Spinosaurs appear to have arrived at a partial solution through an independent evolutionary path. Their extremely elongated snout, the position of their nostrils, and certain modifications to the skull would have created sufficient space to position the glands in a location similar to that seen in modern seabirds. Cau's team describes this as an "exaptation"—a structure that evolved originally for one purpose and later became useful for another. This does not make Spinosaurus a true ocean animal. Most evidence still suggests that spinosaurs exploited rivers, deltas, and coastal zones rather than open seas comparable to those dominated by ichthyosaurs and mosasaurs. But it does suggest they were experimenting with an adaptation that few other dinosaurs seemed to possess—a small physiological innovation that might have opened a door that remained closed for all the rest.

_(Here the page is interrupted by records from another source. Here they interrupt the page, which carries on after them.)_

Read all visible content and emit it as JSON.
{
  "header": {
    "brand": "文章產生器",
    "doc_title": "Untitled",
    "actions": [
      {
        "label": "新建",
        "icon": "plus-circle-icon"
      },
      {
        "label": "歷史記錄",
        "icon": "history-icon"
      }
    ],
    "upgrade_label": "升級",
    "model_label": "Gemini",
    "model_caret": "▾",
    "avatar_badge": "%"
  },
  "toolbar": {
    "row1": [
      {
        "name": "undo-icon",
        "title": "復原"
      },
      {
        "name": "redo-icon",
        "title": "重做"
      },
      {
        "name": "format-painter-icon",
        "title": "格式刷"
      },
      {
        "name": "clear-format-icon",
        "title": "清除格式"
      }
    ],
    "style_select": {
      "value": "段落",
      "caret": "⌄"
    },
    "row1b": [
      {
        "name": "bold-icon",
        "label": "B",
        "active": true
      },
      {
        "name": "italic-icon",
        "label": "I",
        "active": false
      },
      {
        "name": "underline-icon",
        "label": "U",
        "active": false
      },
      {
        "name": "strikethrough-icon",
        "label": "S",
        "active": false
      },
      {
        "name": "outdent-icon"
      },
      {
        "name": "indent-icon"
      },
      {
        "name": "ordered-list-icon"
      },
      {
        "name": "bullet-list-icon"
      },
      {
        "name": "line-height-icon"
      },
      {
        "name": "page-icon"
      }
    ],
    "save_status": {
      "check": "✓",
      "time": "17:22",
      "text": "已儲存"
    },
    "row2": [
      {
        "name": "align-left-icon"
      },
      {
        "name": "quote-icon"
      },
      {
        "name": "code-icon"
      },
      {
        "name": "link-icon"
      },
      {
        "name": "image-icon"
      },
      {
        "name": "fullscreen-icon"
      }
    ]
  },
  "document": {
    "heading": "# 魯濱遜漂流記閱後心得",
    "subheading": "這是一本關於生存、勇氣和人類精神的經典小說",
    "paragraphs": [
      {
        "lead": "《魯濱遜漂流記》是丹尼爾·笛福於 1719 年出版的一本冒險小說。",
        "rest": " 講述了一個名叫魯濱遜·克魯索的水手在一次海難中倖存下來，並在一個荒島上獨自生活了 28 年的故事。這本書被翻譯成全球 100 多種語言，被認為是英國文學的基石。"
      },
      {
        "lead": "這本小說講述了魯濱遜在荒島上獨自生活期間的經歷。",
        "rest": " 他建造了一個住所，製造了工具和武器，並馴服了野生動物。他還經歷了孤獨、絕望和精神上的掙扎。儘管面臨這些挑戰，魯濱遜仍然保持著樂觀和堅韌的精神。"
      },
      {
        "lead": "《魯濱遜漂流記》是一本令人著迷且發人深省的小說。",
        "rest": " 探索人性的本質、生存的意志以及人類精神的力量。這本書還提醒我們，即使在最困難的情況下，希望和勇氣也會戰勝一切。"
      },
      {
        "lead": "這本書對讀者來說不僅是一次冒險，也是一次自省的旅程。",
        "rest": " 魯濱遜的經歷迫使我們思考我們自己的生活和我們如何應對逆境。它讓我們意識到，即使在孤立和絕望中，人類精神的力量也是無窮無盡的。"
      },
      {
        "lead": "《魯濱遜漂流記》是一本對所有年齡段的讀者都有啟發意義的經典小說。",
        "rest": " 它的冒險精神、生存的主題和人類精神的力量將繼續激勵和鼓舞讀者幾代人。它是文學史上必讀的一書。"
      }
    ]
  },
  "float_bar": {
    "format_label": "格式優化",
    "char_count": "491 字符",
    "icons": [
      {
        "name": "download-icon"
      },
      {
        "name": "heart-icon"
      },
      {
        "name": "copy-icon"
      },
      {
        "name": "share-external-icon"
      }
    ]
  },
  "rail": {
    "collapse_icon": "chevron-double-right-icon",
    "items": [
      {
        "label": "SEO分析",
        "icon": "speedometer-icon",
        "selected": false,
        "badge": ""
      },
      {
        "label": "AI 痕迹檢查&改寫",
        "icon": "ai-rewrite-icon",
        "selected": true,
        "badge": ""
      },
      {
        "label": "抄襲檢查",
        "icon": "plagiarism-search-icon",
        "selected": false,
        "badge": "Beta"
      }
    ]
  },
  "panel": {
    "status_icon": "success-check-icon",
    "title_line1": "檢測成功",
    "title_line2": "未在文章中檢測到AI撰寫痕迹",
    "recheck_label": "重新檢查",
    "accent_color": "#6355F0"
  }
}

The problem may not have been in the legs, lungs, or swimming ability, but in the skull itself—specifically in tiny glands capable of expelling salt.
— Andrea Cau, University of Southampton, leading the study published in Historical Biology
La Conversación del Hearth Otra perspectiva de la historia
Inventor

So dinosaurs ruled the land for over a hundred million years, yet never made it into the ocean. That seems almost impossible given how successful they were everywhere else.

Model

It does seem strange at first. But the ocean isn't just a bigger version of land. It's a fundamentally different chemical environment. Saltwater creates a problem that land animals never had to solve.

Inventor

And that problem is salt itself?

Model

Exactly. Your body wants to maintain a certain balance of salt and water inside your cells. When you're surrounded by saltwater, that balance gets disrupted. You lose water, gain salt, and your cells start to fail. It's a slow poison.

Inventor

But other animals figured it out. Whales, seals, fish—they all live in the ocean.

Model

They did, but each group solved it differently. Whales and seals have incredibly efficient kidneys. Seabirds developed these specialized glands above their eyes that filter salt directly from the blood and spit it out through the nose. It's elegant.

Inventor

And dinosaurs couldn't do that?

Model

Most couldn't. Their skulls apparently didn't have the right shape or flexibility to accommodate those glands. Spinosaurus came close—its long snout and modified skull gave it space to develop them. But even that wasn't enough to push it fully into the ocean.

Inventor

So it's not about swimming ability or strength. It's about plumbing.

Model

In a way, yes. It's about basic physiology. The ocean demanded a specific anatomical solution, and most dinosaurs simply weren't built to provide it.